Helplessly, the priests and priestesses of the Church of Elish watched as the Greater God and his lesser minions toured over the crowd. They must hide their fear and dismay, taking their cue from Sven, the High Priest, who stood with his arms folded, incanting the lay in praise of Bel Marduk (which fortunately was quite long, Marduk’s deeds being more numerous than those of any other deity in the pantheon—if one left out Ishtar’s various mischiefs). They must raise their voices in song and hope that all would turn for a profit.
All indeed might have gone well but for the accident to the balloon vendor. It happened thusly.
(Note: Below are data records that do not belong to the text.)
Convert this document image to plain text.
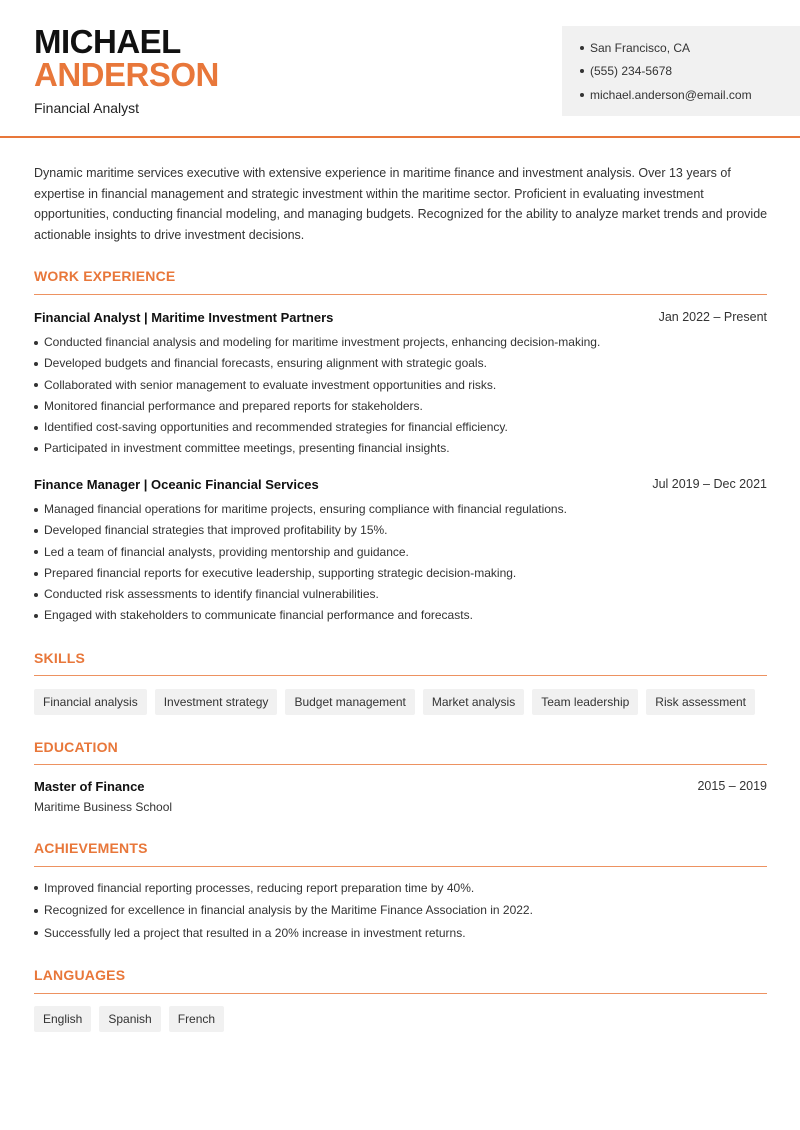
MICHAEL
ANDERSON
Financial Analyst
San Francisco, CA
(555) 234-5678
michael.anderson@email.com
Dynamic maritime services executive with extensive experience in maritime finance and investment analysis. Over 13 years of expertise in financial management and strategic investment within the maritime sector. Proficient in evaluating investment opportunities, conducting financial modeling, and managing budgets. Recognized for the ability to analyze market trends and provide actionable insights to drive investment decisions.
WORK EXPERIENCE
Financial Analyst | Maritime Investment Partners	Jan 2022 – Present
Conducted financial analysis and modeling for maritime investment projects, enhancing decision-making.
Developed budgets and financial forecasts, ensuring alignment with strategic goals.
Collaborated with senior management to evaluate investment opportunities and risks.
Monitored financial performance and prepared reports for stakeholders.
Identified cost-saving opportunities and recommended strategies for financial efficiency.
Participated in investment committee meetings, presenting financial insights.
Finance Manager | Oceanic Financial Services	Jul 2019 – Dec 2021
Managed financial operations for maritime projects, ensuring compliance with financial regulations.
Developed financial strategies that improved profitability by 15%.
Led a team of financial analysts, providing mentorship and guidance.
Prepared financial reports for executive leadership, supporting strategic decision-making.
Conducted risk assessments to identify financial vulnerabilities.
Engaged with stakeholders to communicate financial performance and forecasts.
SKILLS
Financial analysis	Investment strategy	Budget management	Market analysis	Team leadership	Risk assessment
EDUCATION
Master of Finance	2015 – 2019
Maritime Business School
ACHIEVEMENTS
Improved financial reporting processes, reducing report preparation time by 40%.
Recognized for excellence in financial analysis by the Maritime Finance Association in 2022.
Successfully led a project that resulted in a 20% increase in investment returns.
LANGUAGES
English	Spanish	French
Tandy Rae Dallas, acolyte of the Church, she of the long legs and blond hair, the same who had earlier in the day sold balloons to both Jay Donnerjack and Link Crain, was standing staring up into the sky, watching the miracle. It had been a good day. She had sold out of her first bunch of balloons and had time to make a good dent in a second before the service started. Those that remained drifted gently above her head, evoking images of a divine aura to those sophisticated in such things.
An underling in the Church, Tandy Rae had no idea that Marduk’s actions were at all exceptional. She watched along with the rest of the crowd, admiring the grace with which the god maintained his balance on his dual mounts. Having done trick riding for a rodeo, she knew how difficult this could be.
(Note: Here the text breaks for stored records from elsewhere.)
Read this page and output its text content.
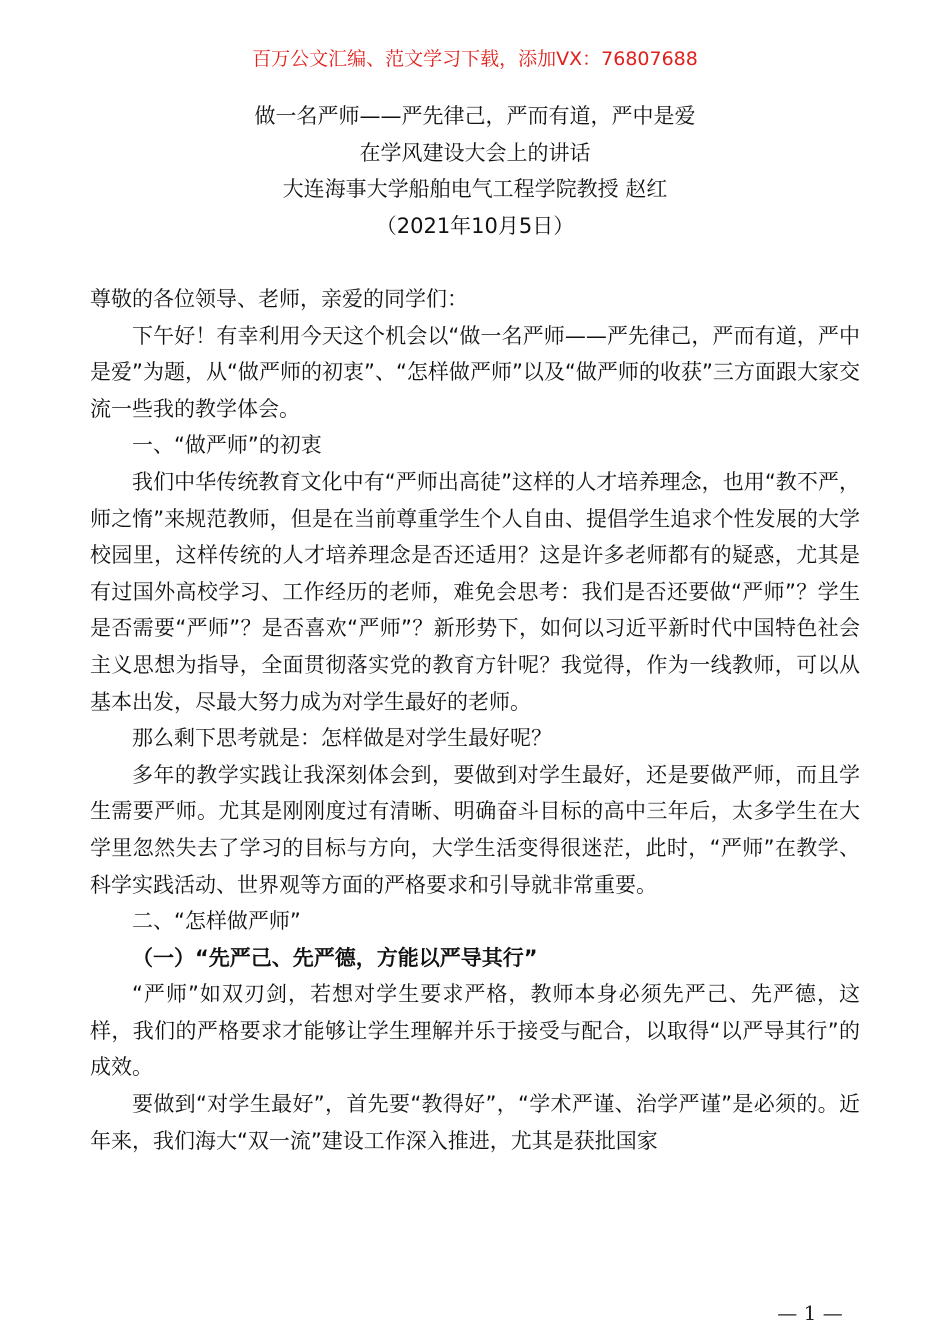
百万公文汇编、范文学习下载，添加VX：76807688
做一名严师——严先律己，严而有道，严中是爱
在学风建设大会上的讲话
大连海事大学船舶电气工程学院教授 赵红
（2021年10月5日）

尊敬的各位领导、老师，亲爱的同学们：

下午好！有幸利用今天这个机会以“做一名严师——严先律己，严而有道，严中是爱”为题，从“做严师的初衷”、“怎样做严师”以及“做严师的收获”三方面跟大家交流一些我的教学体会。

一、“做严师”的初衷

我们中华传统教育文化中有“严师出高徒”这样的人才培养理念，也用“教不严，师之惰”来规范教师，但是在当前尊重学生个人自由、提倡学生追求个性发展的大学校园里，这样传统的人才培养理念是否还适用？这是许多老师都有的疑惑，尤其是有过国外高校学习、工作经历的老师，难免会思考：我们是否还要做“严师”？学生是否需要“严师”？是否喜欢“严师”？新形势下，如何以习近平新时代中国特色社会主义思想为指导，全面贯彻落实党的教育方针呢？我觉得，作为一线教师，可以从基本出发，尽最大努力成为对学生最好的老师。

那么剩下思考就是：怎样做是对学生最好呢？

多年的教学实践让我深刻体会到，要做到对学生最好，还是要做严师，而且学生需要严师。尤其是刚刚度过有清晰、明确奋斗目标的高中三年后，太多学生在大学里忽然失去了学习的目标与方向，大学生活变得很迷茫，此时，“严师”在教学、科学实践活动、世界观等方面的严格要求和引导就非常重要。

二、“怎样做严师”

（一）“先严己、先严德，方能以严导其行”

“严师”如双刃剑，若想对学生要求严格，教师本身必须先严己、先严德，这样，我们的严格要求才能够让学生理解并乐于接受与配合，以取得“以严导其行”的成效。

要做到“对学生最好”，首先要“教得好”，“学术严谨、治学严谨”是必须的。近年来，我们海大“双一流”建设工作深入推进，尤其是获批国家

— 1 —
Absorbed as she was, she did not sense the sneak thief (or perhaps merely a mischief maker) behind her until it was too late. A single snick of a knife blade released her balloons from their anchor, and before she could do more than wildly grab for one, they had risen into the air.
Cries of dismay, command, and simple surprise rose after the balloons. Perhaps they were what drew Little Wind and Little Storm to the vicinity, but for whatever combination of reasons, the two deities swept directly into the flight of myla
r shapes.
They balked. Bel Marduk—slightly unbalanced—breathed fire, setting the balloons and their contents alight. Someone in the crowd screamed, someone pushed, someone punched. With a single smooth motion Marduk strung his bow. Little Storm lived up to his name and peed a mighty stream of strongly scented urine (a thousand cat boxes in a drop) over the crowd.
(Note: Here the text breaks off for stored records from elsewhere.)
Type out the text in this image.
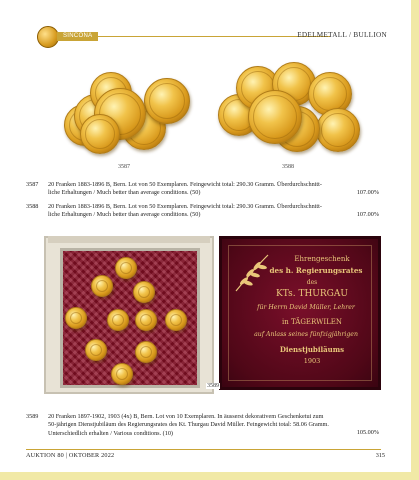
SINCONA	EDELMETALL / BULLION
3587	3588
3587 20 Franken 1883-1896 B, Bern. Lot von 50 Exemplaren. Feingewicht total: 290.30 Gramm. Überdurchschnitt-liche Erhaltungen / Much better than average conditions. (50)	107.00%
3588 20 Franken 1883-1896 B, Bern. Lot von 50 Exemplaren. Feingewicht total: 290.30 Gramm. Überdurchschnitt-liche Erhaltungen / Much better than average conditions. (50)	107.00%
Ehrengeschenk
des h. Regierungsrates
des
KTs. THURGAU
für Herrn David Müller, Lehrer
in TÄGERWILEN
auf Anlass seines fünfzigjährigen
Dienstjubiläums
1903
3589
3589 20 Franken 1897-1902, 1903 (4x) B, Bern. Lot von 10 Exemplaren. In äusserst dekorativem Geschenketui zum 50-jährigen Dienstjubiläum des Regierungsrates des Kt. Thurgau David Müller. Feingewicht total: 58.06 Gramm. Unterschiedlich erhalten / Various conditions. (10)	105.00%
AUKTION 80 | OKTOBER 2022	315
“Holy fuckin’, holy fuckin’, holy fucking shit!” Randall Kelsey cried, looking down from his perch on the ziggurat. “Call Aoud Aral! We’ve got a riot on our hands.”
* * *
When the riot first began, Jay Donnerjack watched with interest, thinking it another part of the entertainment. Only when he saw a child torn from its mother, an old man knocked down, a vendor abandoning his ice cream wagon to flee did he realize that this was for real and that no genius loci would intervene if events progressed beyond the program.
On his perch upon the statue’s base, he had been spared the attentions of the mob. Now he rose to his feet, looking not so much to escape as to make amends for his previous stupidity. In many a virtventure, he had been the hero, but unlike those from Verite who played the programs, he had crossed the interface in body as well as mind. The skills he had learned exploring the jungle that harbored Sayjak and Tranto or hunting with Mizar were his in Verite as well as in Virtu.
Glancing around, he saw that the young man with the wrist recorder stood straddling his older companion from whose head blood ran. Jay could easily guess what had happened and admired the youth for not leaving his friend to the mercy of the crowd.
Climbing a small way up the statue, Jay swung over into a tree and then crossed into the tree that had sheltered the two men. These were not the forest giants he was accustomed to climb. Their less elastic boughs creaked enormously at his weight, but he arrived safely and dropped down onto the now-muddied picnic blanket.